"I want you to take back what you've
said, or else make it good. One or the other you must do before I quit
this room. Put yourself in my place. Here am I, a stranger in the town.
I belong to a society that I know only as an innocent one. You'll
find it through the length and breadth of the States, but always as an
innocent one. Now, when I am counting upon joining it here, you tell me
that it is the same as a murder society called the Scowrers. I guess you
owe me either an apology or else an explanation, Mr. Shafter."
"I can but tell you vat the whole vorld knows, mister. The bosses of the
one are the bosses of the other. If you offend the one, it is the other
vat vill strike you. We have proved it too often."
"That's just gossip--I want proof!" said McMurdo.
"If you live here long you vill get your proof. But I forget that you
are yourself one of them. You vill soon be as bad as the rest. But you
vill find other lodgings, mister. I cannot have you here. Is it not bad
enough that one of these people come courting my Ettie, and that I dare
not turn him down, but that I should have another for my boarder? Yes,
indeed, you shall not sleep here after to-night!"
McMurdo found himself under sentence of banishment both from his
comfortable quarters and from the girl whom he loved. He found her alone
in the sitting-room that same evening, and he poured his troubles into
her ear.
"Sure, your father is after giving me notice," he said. "It's little I
would care if it was just my room, but indeed, Ettie, though it's only
a week that I've known you, you are the very breath of life to me, and I
can't live without you!"
"Oh, hush, Mr. McMurdo, don't speak so!" said the girl. "I have told
you, have I not, that you are too late? There is another, and if I have
not promised to marry him at once, at least I can promise no one else."

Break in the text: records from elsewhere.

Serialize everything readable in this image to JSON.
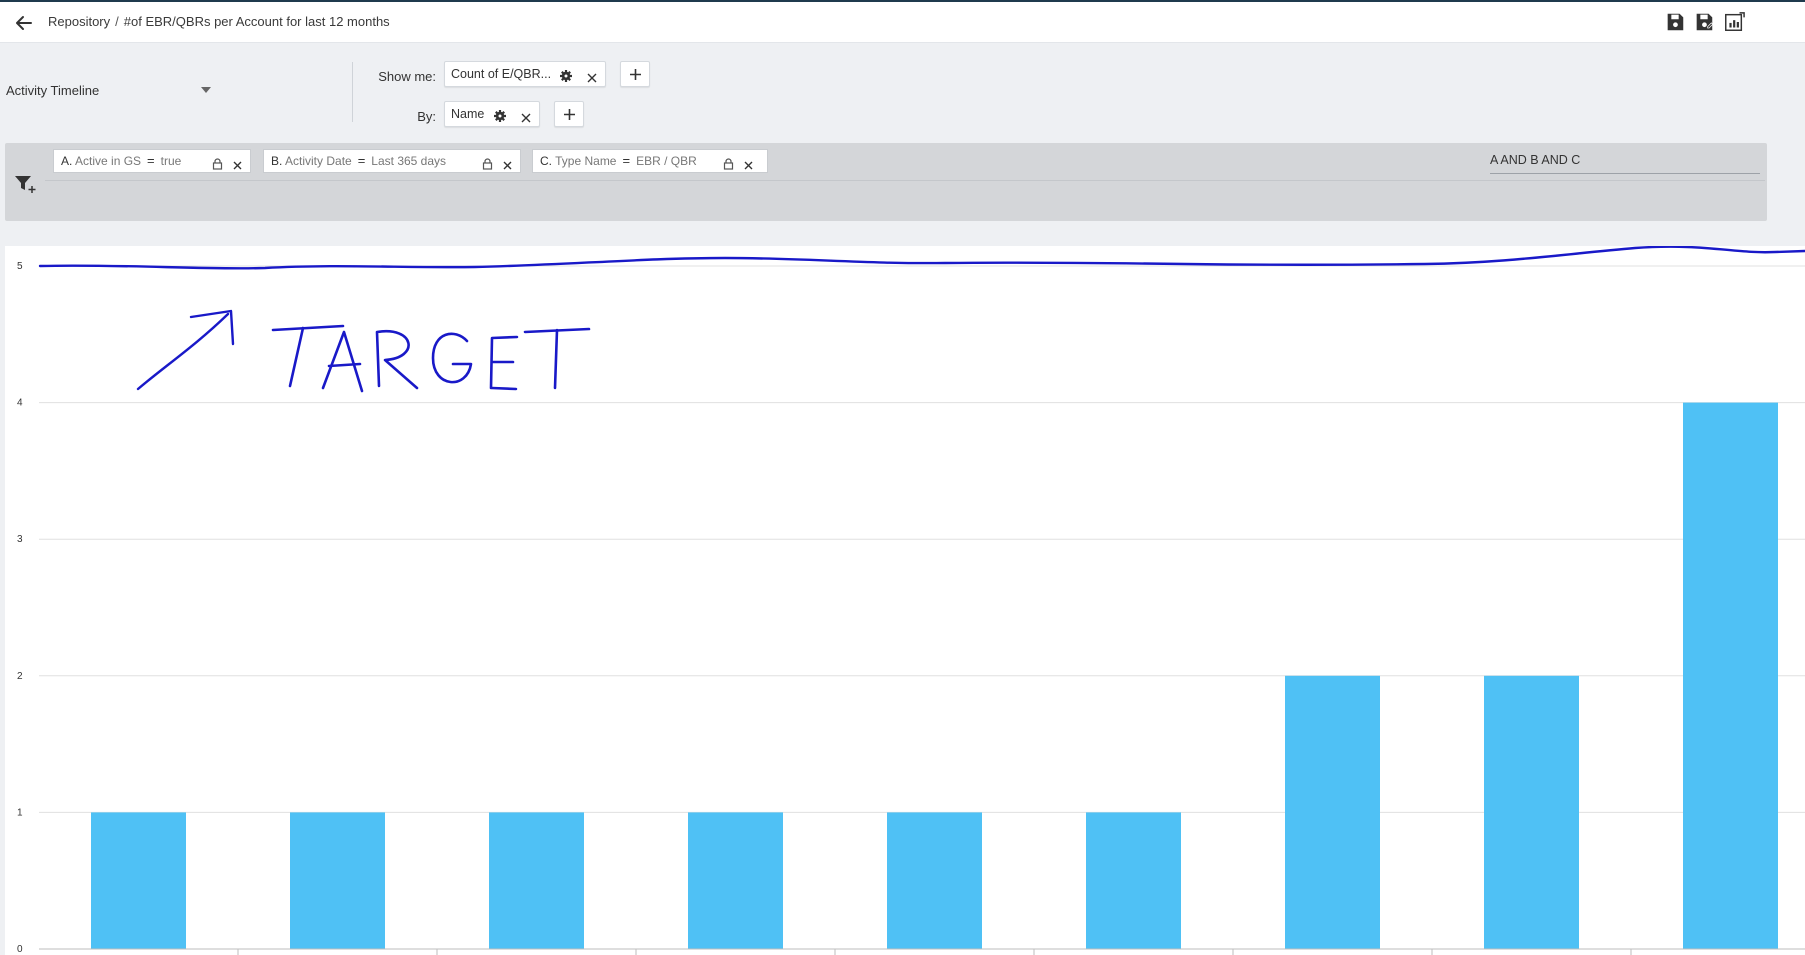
{
  "header": {
    "breadcrumb_root": "Repository",
    "separator": "/",
    "report_title": "#of EBR/QBRs per Account for last 12 months",
    "icons": [
      "arrow-left-icon",
      "save-icon",
      "save-as-icon",
      "chart-export-icon"
    ]
  },
  "config": {
    "source_label": "Activity Timeline",
    "show_me_label": "Show me:",
    "show_me_value": "Count of E/QBR...",
    "by_label": "By:",
    "by_value": "Name"
  },
  "filters": {
    "items": [
      {
        "letter": "A.",
        "field": "Active in GS",
        "operator": "=",
        "value": "true"
      },
      {
        "letter": "B.",
        "field": "Activity Date",
        "operator": "=",
        "value": "Last 365 days"
      },
      {
        "letter": "C.",
        "field": "Type Name",
        "operator": "=",
        "value": "EBR / QBR"
      }
    ],
    "logic": "A AND B AND C"
  },
  "annotation": {
    "text": "TARGET",
    "target_value": 5,
    "ink_color": "#1919c8"
  },
  "chart_data": {
    "type": "bar",
    "categories": [
      "",
      "",
      "",
      "",
      "",
      "",
      "",
      "",
      ""
    ],
    "series": [
      {
        "values": [
          1,
          1,
          1,
          1,
          1,
          1,
          2,
          2,
          4
        ]
      }
    ],
    "y_ticks": [
      "0",
      "1",
      "2",
      "3",
      "4",
      "5"
    ],
    "ylim": [
      0,
      5
    ],
    "grid": true,
    "bar_color": "#4fc1f5",
    "title": "",
    "xlabel": "",
    "ylabel": ""
  }
}
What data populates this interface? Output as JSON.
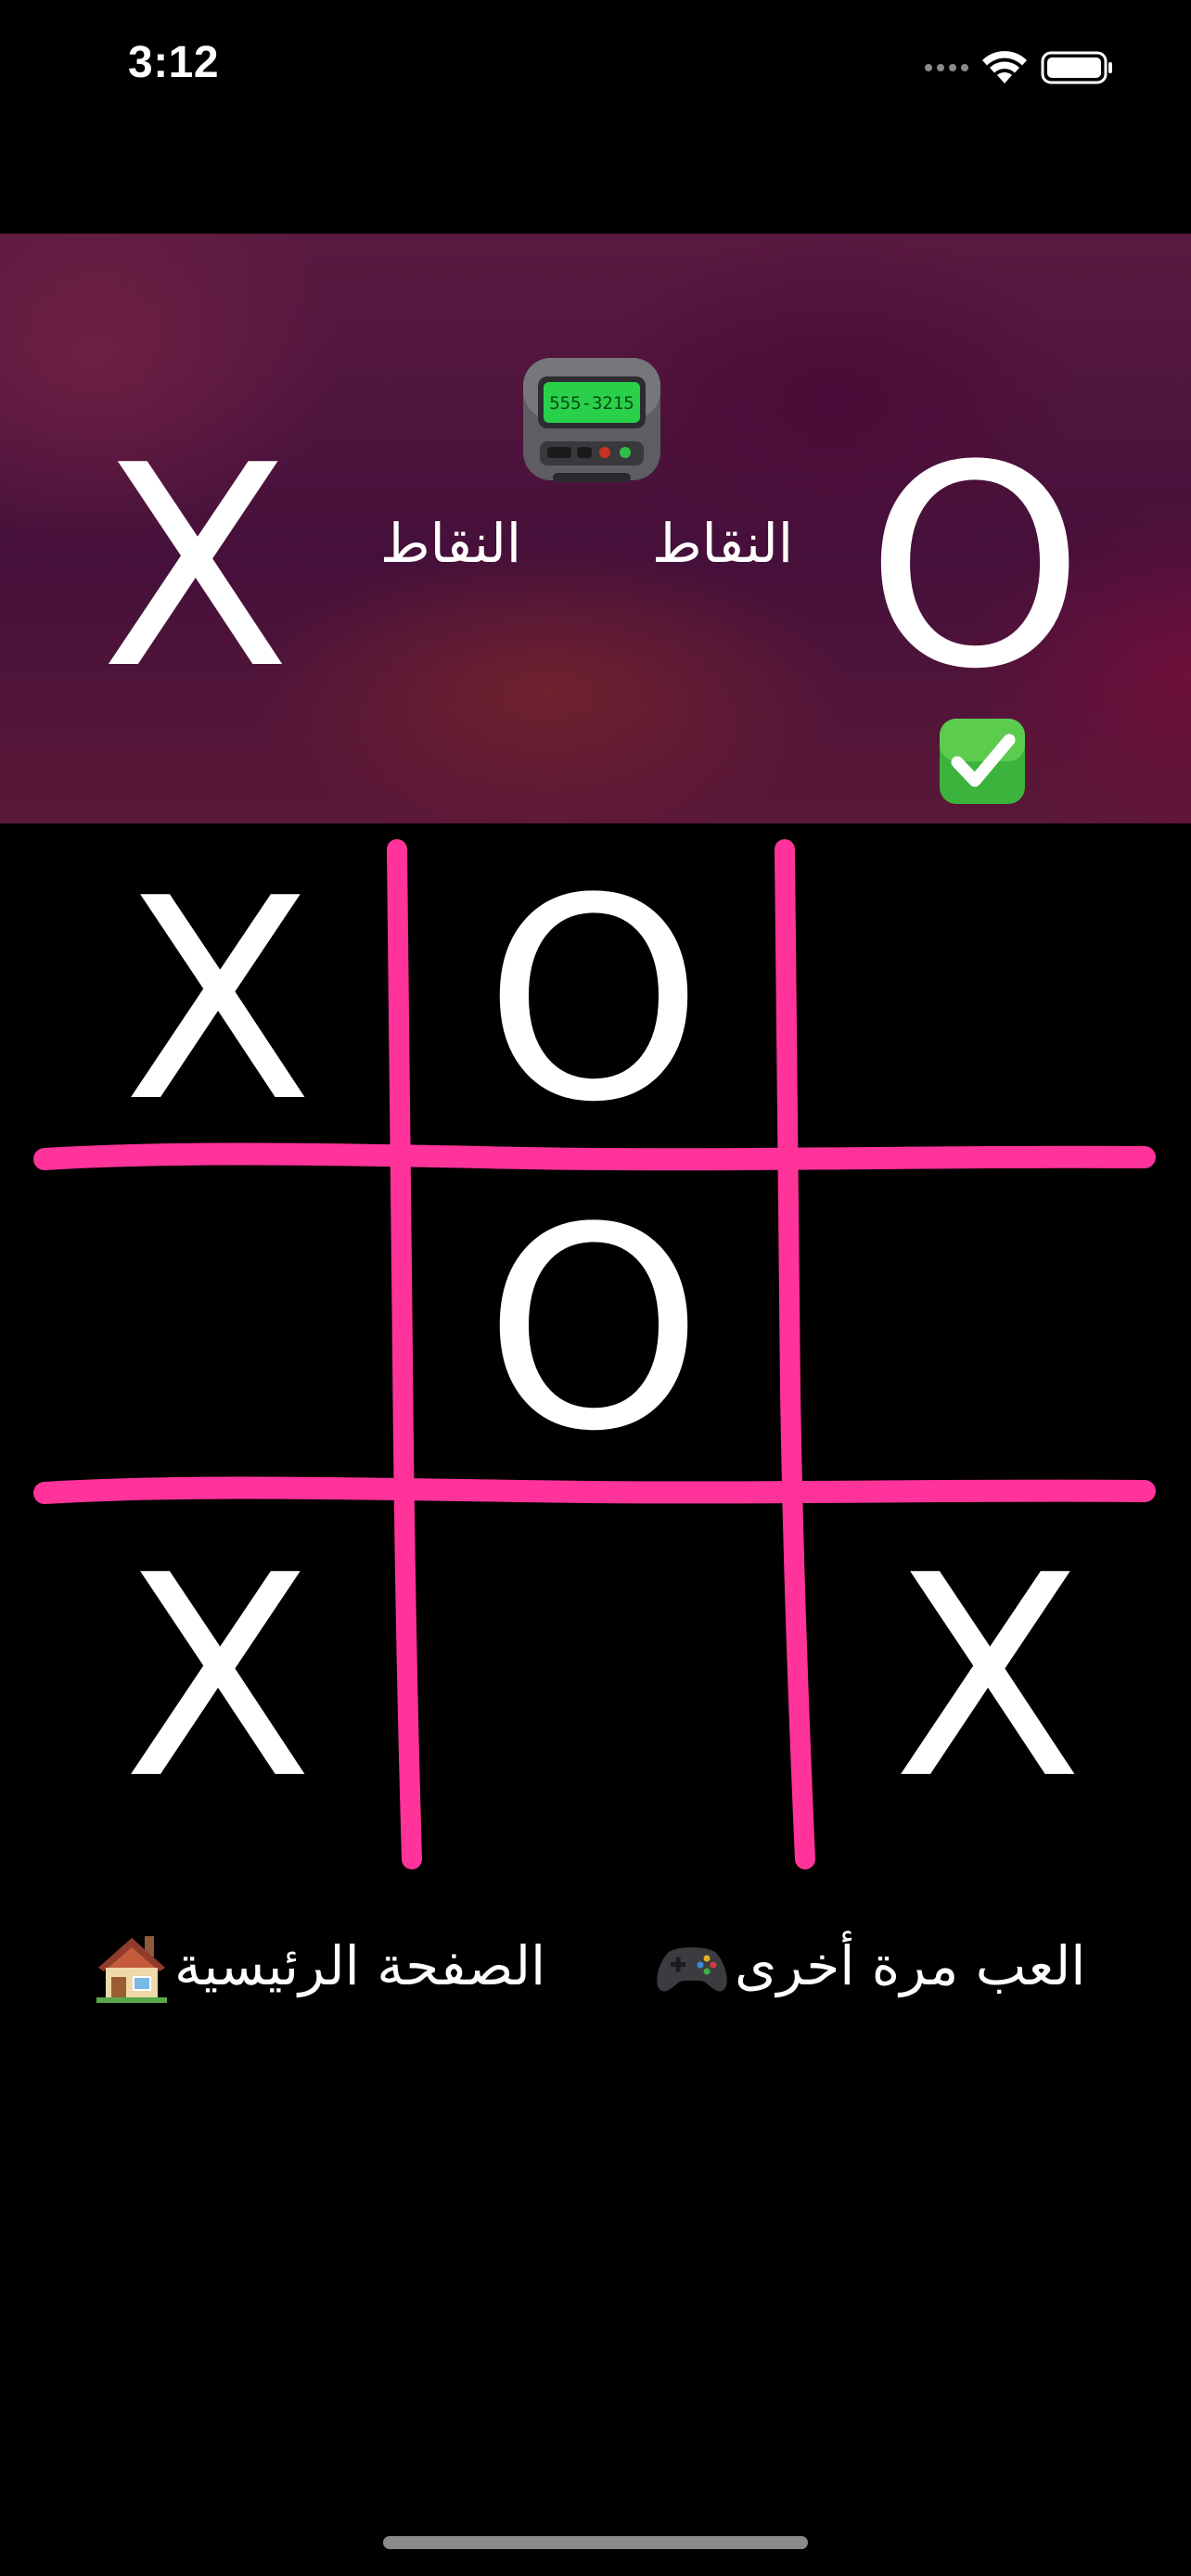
{
  "status_bar": {
    "time": "3:12",
    "icons": [
      "cellular-icon",
      "wifi-icon",
      "battery-icon"
    ]
  },
  "score_panel": {
    "player_x": {
      "symbol": "X",
      "label": "النقاط"
    },
    "player_o": {
      "symbol": "O",
      "label": "النقاط",
      "winner": true
    },
    "pager_display": "555-3215",
    "icons": [
      "pager-icon",
      "check-icon"
    ]
  },
  "board": {
    "line_color": "#FF3399",
    "cells": [
      "X",
      "O",
      "",
      "",
      "O",
      "",
      "X",
      "",
      "X"
    ]
  },
  "buttons": {
    "home": {
      "label": "الصفحة الرئيسية",
      "icon": "house-icon"
    },
    "play_again": {
      "label": "العب مرة أخرى",
      "icon": "game-controller-icon"
    }
  },
  "colors": {
    "background": "#000000",
    "accent": "#FF3399",
    "text": "#FFFFFF"
  }
}
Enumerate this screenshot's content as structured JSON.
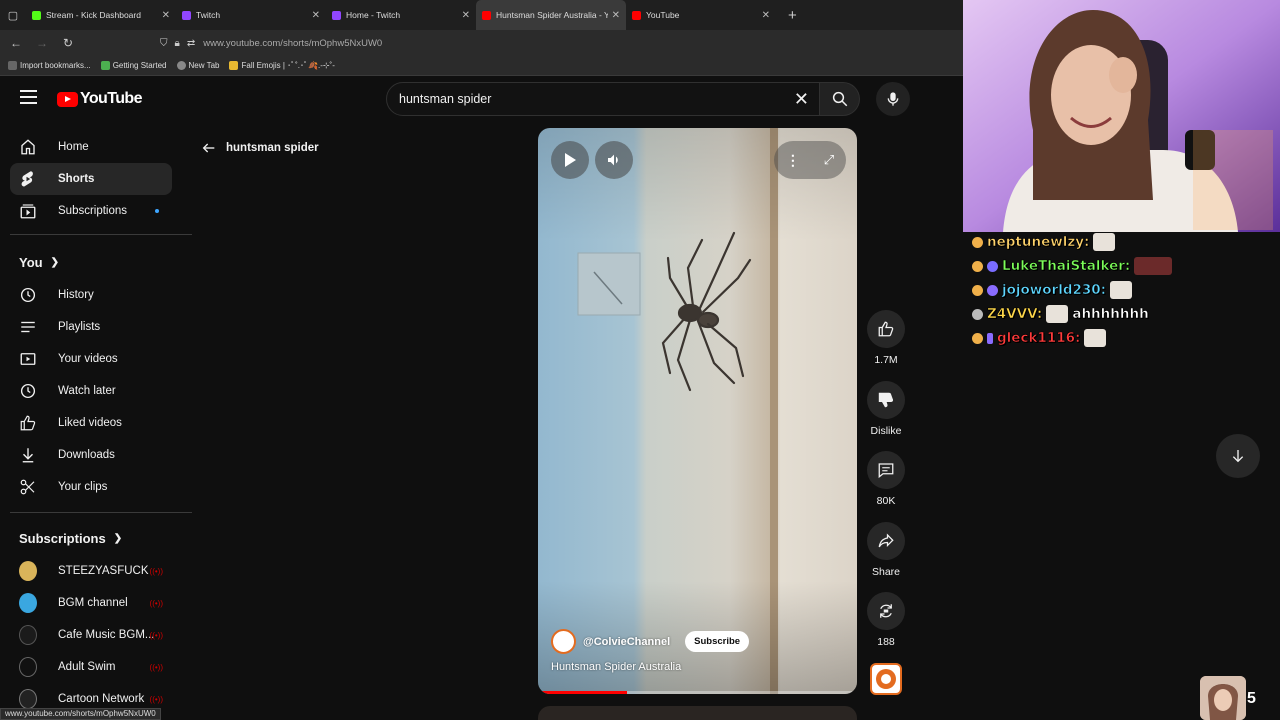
{
  "browser": {
    "tabs": [
      {
        "title": "Stream - Kick Dashboard",
        "color": "#53fc18"
      },
      {
        "title": "Twitch",
        "color": "#9146ff"
      },
      {
        "title": "Home - Twitch",
        "color": "#9146ff"
      },
      {
        "title": "Huntsman Spider Australia - Yo",
        "color": "#ff0000"
      },
      {
        "title": "YouTube",
        "color": "#ff0000"
      }
    ],
    "url": "www.youtube.com/shorts/mOphw5NxUW0",
    "bookmarks": [
      "Import bookmarks...",
      "Getting Started",
      "New Tab",
      "Fall Emojis | ･ﾟ˚.･ﾟ🍂.-⊹˚-"
    ],
    "status_url": "www.youtube.com/shorts/mOphw5NxUW0"
  },
  "youtube": {
    "logo_text": "YouTube",
    "search_value": "huntsman spider",
    "back_label": "huntsman spider",
    "sidebar": {
      "main": [
        "Home",
        "Shorts",
        "Subscriptions"
      ],
      "you_label": "You",
      "you_items": [
        "History",
        "Playlists",
        "Your videos",
        "Watch later",
        "Liked videos",
        "Downloads",
        "Your clips"
      ],
      "subs_label": "Subscriptions",
      "subs": [
        "STEEZYASFUCK",
        "BGM channel",
        "Cafe Music BGM...",
        "Adult Swim",
        "Cartoon Network"
      ]
    },
    "video": {
      "channel": "@ColvieChannel",
      "subscribe": "Subscribe",
      "title": "Huntsman Spider Australia",
      "progress": 0.28
    },
    "actions": {
      "likes": "1.7M",
      "dislike": "Dislike",
      "comments": "80K",
      "share": "Share",
      "remix": "188"
    }
  },
  "chat": [
    {
      "user": "neptunewlzy:",
      "color": "#ffd36b",
      "text": ""
    },
    {
      "user": "LukeThaiStalker:",
      "color": "#7dff5a",
      "text": ""
    },
    {
      "user": "jojoworld230:",
      "color": "#5fd7ff",
      "text": ""
    },
    {
      "user": "Z4VVV:",
      "color": "#ffd84a",
      "text": "ahhhhhhh"
    },
    {
      "user": "gleck1116:",
      "color": "#ff3b3b",
      "text": ""
    }
  ],
  "viewer_count": "5"
}
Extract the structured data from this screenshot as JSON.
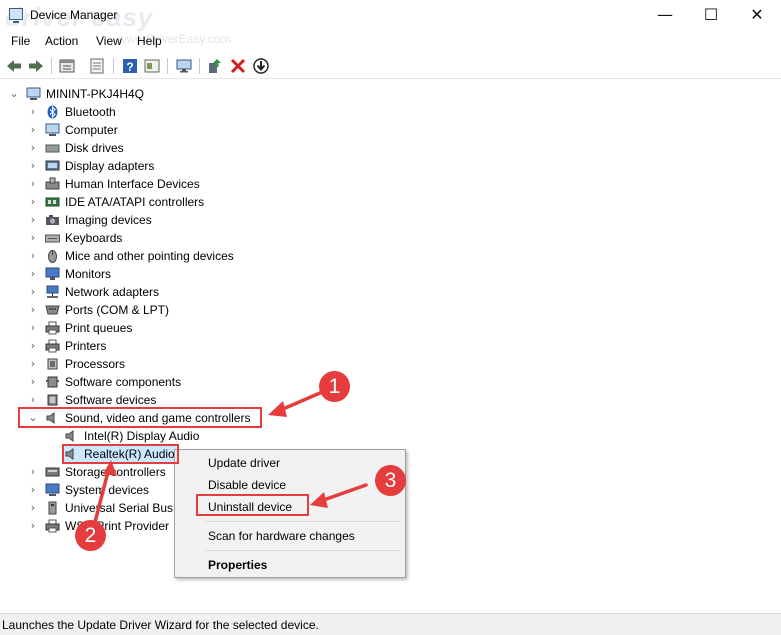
{
  "window": {
    "title": "Device Manager",
    "watermark": "driver easy",
    "watermark_url": "www.DriverEasy.com",
    "minimize": "—",
    "maximize": "☐",
    "close": "✕"
  },
  "menu": {
    "file": "File",
    "action": "Action",
    "view": "View",
    "help": "Help"
  },
  "toolbar_icons": [
    "back-icon",
    "forward-icon",
    "properties-icon",
    "update-driver-icon",
    "help-icon",
    "details-icon",
    "monitor-icon",
    "add-legacy-icon",
    "uninstall-icon",
    "download-icon"
  ],
  "tree": {
    "root": "MININT-PKJ4H4Q",
    "categories": [
      "Bluetooth",
      "Computer",
      "Disk drives",
      "Display adapters",
      "Human Interface Devices",
      "IDE ATA/ATAPI controllers",
      "Imaging devices",
      "Keyboards",
      "Mice and other pointing devices",
      "Monitors",
      "Network adapters",
      "Ports (COM & LPT)",
      "Print queues",
      "Printers",
      "Processors",
      "Software components",
      "Software devices"
    ],
    "expanded_category": "Sound, video and game controllers",
    "children": [
      "Intel(R) Display Audio",
      "Realtek(R) Audio"
    ],
    "after_categories": [
      "Storage controllers",
      "System devices",
      "Universal Serial Bus c",
      "WSD Print Provider"
    ]
  },
  "context_menu": {
    "update": "Update driver",
    "disable": "Disable device",
    "uninstall": "Uninstall device",
    "scan": "Scan for hardware changes",
    "properties": "Properties"
  },
  "annotations": {
    "step1": "1",
    "step2": "2",
    "step3": "3"
  },
  "status": "Launches the Update Driver Wizard for the selected device.",
  "colors": {
    "annotation": "#e53d3d",
    "selection": "#cce8ff"
  }
}
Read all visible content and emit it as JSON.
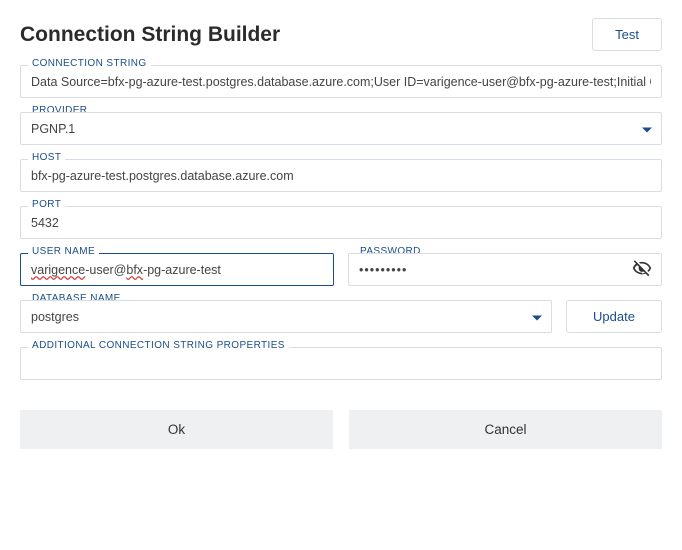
{
  "header": {
    "title": "Connection String Builder",
    "test_label": "Test"
  },
  "connection_string": {
    "label": "CONNECTION STRING",
    "value": "Data Source=bfx-pg-azure-test.postgres.database.azure.com;User ID=varigence-user@bfx-pg-azure-test;Initial Catalog="
  },
  "provider": {
    "label": "PROVIDER",
    "value": "PGNP.1"
  },
  "host": {
    "label": "HOST",
    "value": "bfx-pg-azure-test.postgres.database.azure.com"
  },
  "port": {
    "label": "PORT",
    "value": "5432"
  },
  "user_name": {
    "label": "USER NAME",
    "value": "varigence-user@bfx-pg-azure-test",
    "spell_prefix": "varigence",
    "middle": "-user@",
    "spell_suffix": "bfx",
    "tail": "-pg-azure-test"
  },
  "password": {
    "label": "PASSWORD",
    "masked": "•••••••••"
  },
  "database_name": {
    "label": "DATABASE NAME",
    "value": "postgres",
    "update_label": "Update"
  },
  "additional": {
    "label": "ADDITIONAL CONNECTION STRING PROPERTIES",
    "value": ""
  },
  "footer": {
    "ok": "Ok",
    "cancel": "Cancel"
  }
}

"Suppose I had been first, Ettie, would I have had a chance?"
The girl sank her face into her hands. "I wish to heaven that you had
been first!" she sobbed.
McMurdo was down on his knees before her in an instant. "For God's sake,
Ettie, let it stand at that!" he cried. "Will you ruin your life and
my own for the sake of this promise? Follow your heart, acushla! 'Tis a
safer guide than any promise before you knew what it was that you were
saying."
He had seized Ettie's white hand between his own strong brown ones.
"Say that you will be mine, and we will face it out together!"